Find perpendicular distance (vector) from a point to a straight line in 3D space

Question

Inspired by the answer here, I would like to calculate the perpendicular distance (in vector format instead of just magnitude) from a point to a straight line in 3D space.

The above mentioned equation does give the magnitude.

import numpy as np
norm = np.linalg.norm

p1 = np.array([0,0,0])
p2 = np.array([10,0,3])

p3 = np.array([6, -3, 5])

ppDist = np.abs(norm(np.cross(p2-p1, p1-p3)))/norm(p2-p1)
print(ppDist) # 4.28888043816146

ppDist vector in reality would be (0.8807339448,3,-2.935779817) such that its norm() is 4.288880438

Here's a quick visualization -

Answer 1

Find projection of P13 vector on P12 and the vector difference of P13 from the projection would be the perpendicular vector.

P12 = p2-p1
P13 = p3-p1

proj_13over12 = np.dot(P13, P12)*P12/norm(P12)**2 # array([6.88073394, 0.        , 2.06422018])
perpendicular = proj_13over12 - P13

print(perpendicular) # [ 0.88073394  3.         -2.93577982]

Answer 2

python
import numpy as np

def distance_point_to_line(p1, p2, p3):
    v = p2 - p1
    w = p3 - p1
    proj_w_v = np.dot(w, v) / np.dot(v, v) * v
    u = w - proj_w_v
    d = np.linalg.norm(u)
    p = p3 - u
    return d, p

Answer 3

I'm going to give a slightly altered solution to OP's solution. This is because in OP's solution, the meaning of what they call proj_13over12 is missing.
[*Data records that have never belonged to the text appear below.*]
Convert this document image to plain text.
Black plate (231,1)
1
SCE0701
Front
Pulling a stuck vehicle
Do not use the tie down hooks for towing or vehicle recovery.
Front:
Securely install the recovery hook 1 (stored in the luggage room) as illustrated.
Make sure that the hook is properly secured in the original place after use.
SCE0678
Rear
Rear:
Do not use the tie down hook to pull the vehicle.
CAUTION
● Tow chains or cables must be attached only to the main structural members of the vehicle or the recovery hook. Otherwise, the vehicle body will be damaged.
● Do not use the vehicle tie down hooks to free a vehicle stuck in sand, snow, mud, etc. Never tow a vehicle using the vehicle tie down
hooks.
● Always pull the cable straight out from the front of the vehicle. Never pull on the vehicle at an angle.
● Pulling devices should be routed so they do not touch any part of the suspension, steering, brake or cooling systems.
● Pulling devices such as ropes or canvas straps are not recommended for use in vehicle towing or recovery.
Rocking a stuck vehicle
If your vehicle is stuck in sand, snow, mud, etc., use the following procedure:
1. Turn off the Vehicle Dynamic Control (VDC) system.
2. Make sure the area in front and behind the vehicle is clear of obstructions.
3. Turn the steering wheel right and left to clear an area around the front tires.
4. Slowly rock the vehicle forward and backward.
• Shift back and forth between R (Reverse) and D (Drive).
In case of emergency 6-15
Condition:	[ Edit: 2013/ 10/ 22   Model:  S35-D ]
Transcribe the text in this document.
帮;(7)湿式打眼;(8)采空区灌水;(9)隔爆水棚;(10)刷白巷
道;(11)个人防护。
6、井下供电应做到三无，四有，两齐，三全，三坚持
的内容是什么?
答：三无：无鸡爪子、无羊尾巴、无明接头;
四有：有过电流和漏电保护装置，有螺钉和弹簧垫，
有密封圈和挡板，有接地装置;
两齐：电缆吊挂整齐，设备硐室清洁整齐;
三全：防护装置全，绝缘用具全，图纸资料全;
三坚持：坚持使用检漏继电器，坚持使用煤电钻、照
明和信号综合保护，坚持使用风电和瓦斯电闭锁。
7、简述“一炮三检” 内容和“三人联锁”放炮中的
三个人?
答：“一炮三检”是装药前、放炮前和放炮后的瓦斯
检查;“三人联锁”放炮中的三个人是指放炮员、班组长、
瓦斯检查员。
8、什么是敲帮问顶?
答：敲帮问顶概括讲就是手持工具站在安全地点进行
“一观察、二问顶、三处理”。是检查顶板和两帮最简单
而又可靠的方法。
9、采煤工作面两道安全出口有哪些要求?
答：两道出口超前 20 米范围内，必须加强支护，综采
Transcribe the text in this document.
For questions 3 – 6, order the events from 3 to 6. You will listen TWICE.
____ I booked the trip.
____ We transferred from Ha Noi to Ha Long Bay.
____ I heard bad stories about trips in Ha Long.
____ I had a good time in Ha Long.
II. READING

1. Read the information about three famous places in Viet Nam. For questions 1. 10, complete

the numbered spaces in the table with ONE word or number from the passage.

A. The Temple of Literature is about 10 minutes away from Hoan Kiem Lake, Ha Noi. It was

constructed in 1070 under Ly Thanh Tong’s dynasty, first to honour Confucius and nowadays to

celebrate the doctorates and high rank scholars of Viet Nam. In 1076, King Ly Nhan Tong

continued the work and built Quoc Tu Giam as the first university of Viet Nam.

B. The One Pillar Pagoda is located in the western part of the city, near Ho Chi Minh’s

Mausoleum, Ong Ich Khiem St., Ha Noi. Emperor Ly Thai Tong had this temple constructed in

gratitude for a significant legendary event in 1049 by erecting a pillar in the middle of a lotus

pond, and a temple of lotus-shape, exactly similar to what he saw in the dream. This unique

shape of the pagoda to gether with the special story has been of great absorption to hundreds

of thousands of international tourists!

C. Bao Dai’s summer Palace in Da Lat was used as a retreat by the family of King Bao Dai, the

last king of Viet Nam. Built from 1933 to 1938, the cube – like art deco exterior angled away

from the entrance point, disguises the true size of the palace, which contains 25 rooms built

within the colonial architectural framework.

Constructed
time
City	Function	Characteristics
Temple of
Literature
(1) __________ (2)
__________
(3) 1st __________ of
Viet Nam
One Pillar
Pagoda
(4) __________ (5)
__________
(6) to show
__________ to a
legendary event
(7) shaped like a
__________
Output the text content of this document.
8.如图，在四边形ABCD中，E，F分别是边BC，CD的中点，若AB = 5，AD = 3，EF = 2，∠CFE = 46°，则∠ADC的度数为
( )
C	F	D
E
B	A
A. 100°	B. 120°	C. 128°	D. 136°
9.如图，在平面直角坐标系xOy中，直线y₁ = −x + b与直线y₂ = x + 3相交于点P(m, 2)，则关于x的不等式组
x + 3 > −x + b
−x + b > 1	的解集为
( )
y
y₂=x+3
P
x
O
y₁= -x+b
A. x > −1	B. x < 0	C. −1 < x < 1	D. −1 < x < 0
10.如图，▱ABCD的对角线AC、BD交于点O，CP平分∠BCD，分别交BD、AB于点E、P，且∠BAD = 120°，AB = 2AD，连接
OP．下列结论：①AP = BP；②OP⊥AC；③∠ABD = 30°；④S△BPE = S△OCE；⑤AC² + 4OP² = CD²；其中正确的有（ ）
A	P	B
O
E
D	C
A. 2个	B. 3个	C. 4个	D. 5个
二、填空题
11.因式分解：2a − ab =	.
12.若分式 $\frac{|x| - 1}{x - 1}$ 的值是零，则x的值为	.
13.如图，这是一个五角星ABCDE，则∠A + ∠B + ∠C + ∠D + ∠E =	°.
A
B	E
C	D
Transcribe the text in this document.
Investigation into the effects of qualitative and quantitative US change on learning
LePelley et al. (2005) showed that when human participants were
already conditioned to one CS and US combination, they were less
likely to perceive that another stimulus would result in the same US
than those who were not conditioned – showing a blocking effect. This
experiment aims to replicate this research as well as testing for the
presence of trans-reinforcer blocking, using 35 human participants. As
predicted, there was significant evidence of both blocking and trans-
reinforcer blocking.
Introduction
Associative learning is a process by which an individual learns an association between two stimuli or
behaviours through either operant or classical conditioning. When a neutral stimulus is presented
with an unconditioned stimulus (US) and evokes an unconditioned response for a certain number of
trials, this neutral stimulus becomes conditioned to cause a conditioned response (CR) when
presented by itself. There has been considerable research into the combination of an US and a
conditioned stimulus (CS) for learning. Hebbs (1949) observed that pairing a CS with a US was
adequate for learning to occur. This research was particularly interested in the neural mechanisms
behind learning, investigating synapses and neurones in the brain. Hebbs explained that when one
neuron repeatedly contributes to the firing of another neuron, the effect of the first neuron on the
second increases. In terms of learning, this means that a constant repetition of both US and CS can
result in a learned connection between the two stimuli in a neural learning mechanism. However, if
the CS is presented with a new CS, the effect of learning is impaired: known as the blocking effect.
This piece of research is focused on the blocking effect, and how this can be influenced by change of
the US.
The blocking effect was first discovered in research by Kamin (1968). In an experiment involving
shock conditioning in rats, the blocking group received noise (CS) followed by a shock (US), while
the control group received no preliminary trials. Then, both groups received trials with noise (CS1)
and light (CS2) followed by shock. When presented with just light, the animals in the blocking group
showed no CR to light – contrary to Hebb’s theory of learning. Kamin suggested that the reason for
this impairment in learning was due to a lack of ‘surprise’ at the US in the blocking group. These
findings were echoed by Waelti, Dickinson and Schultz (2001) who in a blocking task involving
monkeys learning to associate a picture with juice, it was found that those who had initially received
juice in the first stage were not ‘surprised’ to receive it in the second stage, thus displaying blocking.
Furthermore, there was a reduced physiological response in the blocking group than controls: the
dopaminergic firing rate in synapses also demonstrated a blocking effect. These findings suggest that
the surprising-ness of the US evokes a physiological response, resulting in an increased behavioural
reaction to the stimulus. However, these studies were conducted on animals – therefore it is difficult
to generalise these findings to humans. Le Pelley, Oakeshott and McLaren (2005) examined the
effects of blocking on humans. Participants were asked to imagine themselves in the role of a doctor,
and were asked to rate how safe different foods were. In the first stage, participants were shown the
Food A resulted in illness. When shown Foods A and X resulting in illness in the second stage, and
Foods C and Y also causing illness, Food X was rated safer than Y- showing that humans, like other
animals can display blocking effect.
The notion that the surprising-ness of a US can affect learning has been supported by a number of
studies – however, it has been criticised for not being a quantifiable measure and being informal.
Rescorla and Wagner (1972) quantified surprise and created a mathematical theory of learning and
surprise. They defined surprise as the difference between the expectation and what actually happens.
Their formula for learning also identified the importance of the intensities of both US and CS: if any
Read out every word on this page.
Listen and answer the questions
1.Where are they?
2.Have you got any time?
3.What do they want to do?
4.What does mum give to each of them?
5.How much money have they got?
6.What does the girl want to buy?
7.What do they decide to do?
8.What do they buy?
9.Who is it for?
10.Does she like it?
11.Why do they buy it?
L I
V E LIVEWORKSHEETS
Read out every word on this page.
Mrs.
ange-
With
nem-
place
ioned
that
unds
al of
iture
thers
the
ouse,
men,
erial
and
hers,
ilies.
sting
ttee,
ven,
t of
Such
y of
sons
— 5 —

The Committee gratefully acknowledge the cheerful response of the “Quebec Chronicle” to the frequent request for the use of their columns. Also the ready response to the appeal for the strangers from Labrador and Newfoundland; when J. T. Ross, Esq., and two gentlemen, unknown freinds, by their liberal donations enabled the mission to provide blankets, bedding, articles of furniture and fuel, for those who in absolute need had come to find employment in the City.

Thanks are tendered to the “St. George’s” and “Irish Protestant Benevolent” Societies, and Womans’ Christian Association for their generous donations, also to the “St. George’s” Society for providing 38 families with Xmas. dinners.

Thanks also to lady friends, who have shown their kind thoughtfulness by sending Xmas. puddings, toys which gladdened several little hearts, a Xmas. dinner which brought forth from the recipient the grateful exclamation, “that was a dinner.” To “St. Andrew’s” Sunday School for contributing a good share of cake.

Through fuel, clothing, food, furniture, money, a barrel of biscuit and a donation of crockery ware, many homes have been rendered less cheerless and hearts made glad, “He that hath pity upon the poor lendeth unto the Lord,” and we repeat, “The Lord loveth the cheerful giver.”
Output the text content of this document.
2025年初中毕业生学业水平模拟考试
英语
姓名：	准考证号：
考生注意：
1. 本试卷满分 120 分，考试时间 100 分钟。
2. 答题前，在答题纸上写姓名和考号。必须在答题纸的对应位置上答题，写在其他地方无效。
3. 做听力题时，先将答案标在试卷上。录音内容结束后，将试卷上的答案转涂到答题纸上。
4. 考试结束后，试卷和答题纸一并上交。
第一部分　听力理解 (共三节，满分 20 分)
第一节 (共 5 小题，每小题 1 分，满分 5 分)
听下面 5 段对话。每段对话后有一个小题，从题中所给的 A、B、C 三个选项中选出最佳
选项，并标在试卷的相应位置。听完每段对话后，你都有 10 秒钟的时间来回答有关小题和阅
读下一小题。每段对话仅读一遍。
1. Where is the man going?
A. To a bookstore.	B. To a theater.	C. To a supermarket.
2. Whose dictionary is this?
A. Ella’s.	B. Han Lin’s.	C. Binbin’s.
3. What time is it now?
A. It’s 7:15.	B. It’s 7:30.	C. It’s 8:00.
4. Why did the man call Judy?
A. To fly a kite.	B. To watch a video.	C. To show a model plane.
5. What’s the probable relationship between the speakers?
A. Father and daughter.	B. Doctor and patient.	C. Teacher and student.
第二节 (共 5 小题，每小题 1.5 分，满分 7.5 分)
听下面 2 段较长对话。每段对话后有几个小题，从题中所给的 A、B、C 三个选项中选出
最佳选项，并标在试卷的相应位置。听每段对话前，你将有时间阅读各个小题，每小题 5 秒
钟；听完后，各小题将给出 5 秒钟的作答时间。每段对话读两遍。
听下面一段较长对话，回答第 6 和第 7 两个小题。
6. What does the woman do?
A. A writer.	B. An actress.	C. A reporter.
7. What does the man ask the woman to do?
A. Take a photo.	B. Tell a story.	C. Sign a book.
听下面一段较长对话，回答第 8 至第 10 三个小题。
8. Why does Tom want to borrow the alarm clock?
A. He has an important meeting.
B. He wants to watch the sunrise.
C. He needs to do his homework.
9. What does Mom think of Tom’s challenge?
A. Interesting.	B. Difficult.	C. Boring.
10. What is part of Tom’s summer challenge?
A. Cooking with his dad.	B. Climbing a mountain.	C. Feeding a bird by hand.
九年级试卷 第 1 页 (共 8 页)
What we want from the projection is actually the point that lies on the line defined by p1 and p2 which creates a vector perpendicular to that vector when connecting that point with p3. In the special case here where p1 = (0,0,0), we get that result, but the value does not change when the points are moved. For example, with the given points, the perpendicular point is at [6.88073394, 0., 2.06422018]. But if we translate all the points by 1 in each direction, we should get a perpendicular point that was translated by the same amount, but we do not.

import numpy as np
from numpy.linalg import norm

p1 = np.array([0, 0, 0]) + 1
p2 = np.array([10, 0, 3]) + 1
p3 = np.array([6, -3, 5]) + 1

P12 = p2-p1
P13 = p3-p1

proj_13over12 = np.dot(P13, P12)*P12/norm(P12)**2 
print(proj_13over12) # still [6.88073394, 0., 2.06422018]

I'm going to use some different notation that makes more sense to me. First, the vector that connects p1 to p2 will be called v1 (for vector 1), and the vector connecting p1 to p2 will be called v2. The result of the projection will be called projv2_v1 (this somewhat mirrors the common notation where the vector being projected onto is a subscript of the word "proj"). The perpendicular point will be called pperp.

We compute the projection using the equation v1 (v1 dot v2)/norm(v1)^2, which can also be written as v1 (v1 dot v2)/(v1 dot v1). (Mathematical interlude: The projection works because v1/norm(v1) gives a unit vector in the v1 direction while (v1 dot v2)/norm(v1) gives the magnitude of the v2 vector that is in the v1 direction.) Now, after computing the projection, pperp is found by adding p1 back (we created the vectors by taking the difference with p1, essentially translating everything to the origin, so this step translates back to the actual location in space). And then the distance is found by finding the norm of the vector connecting p1 to pperp. With these changes, the results all have simple physical interpretations.

import numpy as np
from numpy.linalg import norm

p1 = np.array([0,0,0])
p2 = np.array([10,0,3])
p3 = np.array([6, -3, 5])

v1 = p2 - p1
v2 = p3 - p1
projv2_v1 = np.dot(v1,v2)*v1/np.dot(v1, v1)
pperp = projv2_v1 + p1
print(pperp) # [6.88073394, 0., 2.06422018]
dist = norm(pperp - p3)
print(dist)  # 4.28888043816146

Now, if we were to translate all the points as before, we get pperp = [7.88073394, 1., 3.06422018], which makes sense because it would also be translated the same amount.